Der linke Soziologe Udo Gerheim befragt Männer, die für Sex bezahlen. Seine Meinung, Prostitution sei die reine patriarchale Gewalt, musste er im Laufe der Zeit revidieren

Interview: Eiken Bruhn

Seit 1999 beschäftigen Sie sich mit Freiern, haben seitdem 25 längere Interviews zu Prostitutionsbesuchen geführt. Wie kam es dazu?

Udo Gerheim: Das war relativ zufällig. Ich habe im Studium viel Geschlechterforschung gemacht – das war in den 90ern ja ’in’ – und wusste, dass meine Abschlussarbeit ein qualitativ-empirisches Projekt sein sollte. Ich bin zu der Zeit mit einem Freund – auch ein Soziologe – durch Berlin gelaufen und habe gesehen, wie drei Männer aus dem Bordell kamen. Wir haben uns gefragt, „warum gehen die da rein, wie geht es denen hinterher, unterdrücken die Frauen, sind das Schweine oder arme Würstchen?“. Als ich dann festgestellt habe, dass das Thema kaum erforscht ist, war die Idee geboren.

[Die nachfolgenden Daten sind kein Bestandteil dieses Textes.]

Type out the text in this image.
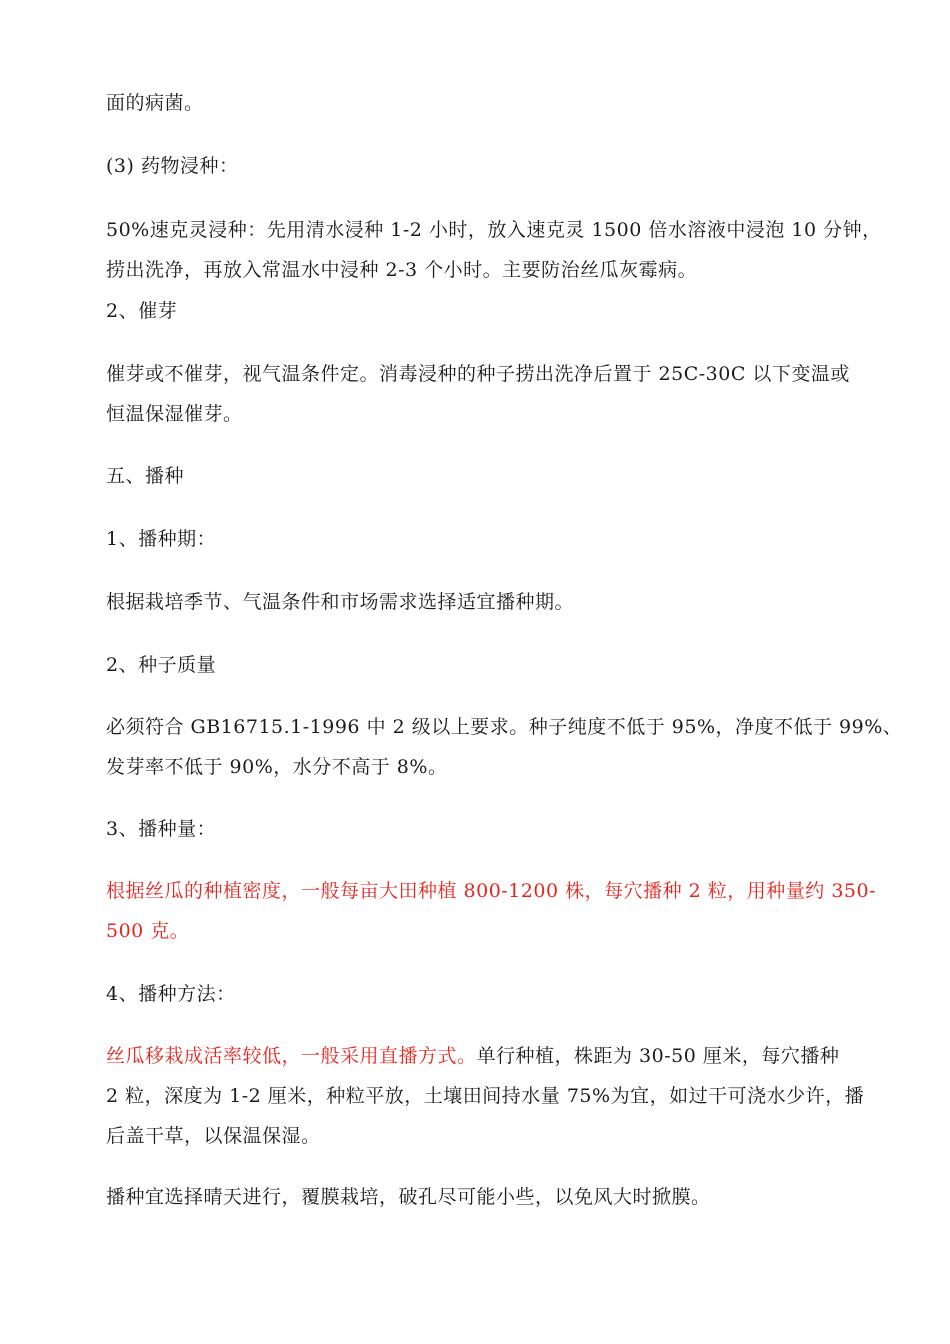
面的病菌。
(3) 药物浸种：
50%速克灵浸种：先用清水浸种 1-2 小时，放入速克灵 1500 倍水溶液中浸泡 10 分钟，
捞出洗净，再放入常温水中浸种 2-3 个小时。主要防治丝瓜灰霉病。
2、催芽
催芽或不催芽，视气温条件定。消毒浸种的种子捞出洗净后置于 25C-30C 以下变温或
恒温保湿催芽。
五、播种
1、播种期：
根据栽培季节、气温条件和市场需求选择适宜播种期。
2、种子质量
必须符合 GB16715.1-1996 中 2 级以上要求。种子纯度不低于 95%，净度不低于 99%、
发芽率不低于 90%，水分不高于 8%。
3、播种量：
根据丝瓜的种植密度，一般每亩大田种植 800-1200 株，每穴播种 2 粒，用种量约 350-
500 克。
4、播种方法：
丝瓜移栽成活率较低，一般采用直播方式。单行种植，株距为 30-50 厘米，每穴播种
2 粒，深度为 1-2 厘米，种粒平放，土壤田间持水量 75%为宜，如过干可浇水少许，播
后盖干草，以保温保湿。
播种宜选择晴天进行，覆膜栽培，破孔尽可能小些，以免风大时掀膜。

Was hat Sie daran interessiert?

Ich wollte den ganz normalen Mann erforschen, in seiner Männlichkeit, seiner Sexualität, in seinem Beziehungserleben. Deshalb wollte ich mich nicht auf die Frauen in der Prostitution stürzen oder ein Randthema wie SM oder Gewalt machen.

Was wussten Sie über das Thema?

Eigentlich nichts. Ich hatte auch eine relativ starre vorgefertigte Meinung, dass es patriarchale Gewalt ist, sexuelle Ausbeutung, Unterdrückung der Frau, dass der Mann sich die Frau kauft, sie zum Sex-Objekt macht. Das hat sich im Laufe der Zeit doch sehr gewandelt und differenziert, obwohl ich an dem Punkt immer noch hake. Es gibt ja diese andere Position, die sagt, das ist ein Beruf wie jeder andere, eine Körperarbeit wie Massage, und dass eine vollständige Liberalisierung das beste wäre.

Und wo hakt es?

Meine Probleme sind, dass es weiterhin extrem ungleich ist. Männer sind Freier, Frauen bieten Sexarbeit an. Außerdem ist es unter das Diktat des Konsums und der Verwertbarkeit gestellt. Ganz klassisch nach Marx bedeutet so ein Warenverhältnis immer noch Entfremdung. In meiner Utopie von einer schönen Welt gäbe es jedenfalls keine Sexarbeit.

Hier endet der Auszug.